Updates its own vite peer dependency to >= 8.0.16

[hadilovic-codetribe]

Describe the bug

When will Vitest update its own peer dependency of Vite to >=8.0.16? Since it's causing vulnerabilities <8.0.16?

Reproduction

On github security and quality there's a vulnerability with affected vite version >= 8.0.0, <= 8.0.15.
Since it's not FE project, and using vitest for testing, vitest should update that peer dependency

System Info

MacOS Tahoe 26.5.1

Used Package Manager

pnpm

Validations

• Follow our Code of Conduct
• Read the Contributing Guidelines.
• Read the docs.
• Check that there isn't already an issue that reports the same bug to avoid creating a duplicate.
• Check that this is a concrete bug. For Q&A open a GitHub Discussion or join our Discord Chat Server.
• The provided reproduction is a minimal reproducible example of the bug.

[hi-ogawa]

I was about to suggest pnpm update vite, but apparently this doesn't work for our pattern of auto peer dependency install of vite. For now, the workaround I suggest is something more elaborate pnpm add -D vite@8.0.16 && pnpm remove vite.
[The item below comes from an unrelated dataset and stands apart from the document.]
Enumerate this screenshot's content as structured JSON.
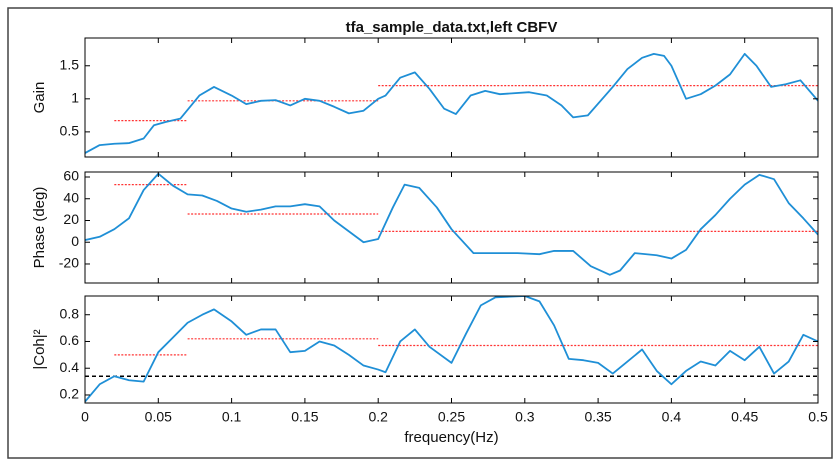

Ideally pnpm update vite should work and that's what I was expecting, but it doesn't, so we should either revisit peer dep strategy or explicitly call out the vite update gotcha in documentation.

(Btw, pnpm update some-dep does work for normal transitive dependencies, so not working for our peer dependency setup may be package manager issue)

That said, to be clear, narrowing Vite dependency version range whenever upstream patch or vulnerability won't be an ergonomic process, so I don't expect that should be the solution.

[hi-ogawa]

With the same scenario, npm update vite works but pnpm update vite doesn't. I've reported to pnpm

• pnpm update <pkg> does not upgrade an auto-installed peer dependency to a newer in-range version pnpm/pnpm#12487

[sheremet-va]

I think this issue is just to update this repository‘s vite version, not a peer dependency change.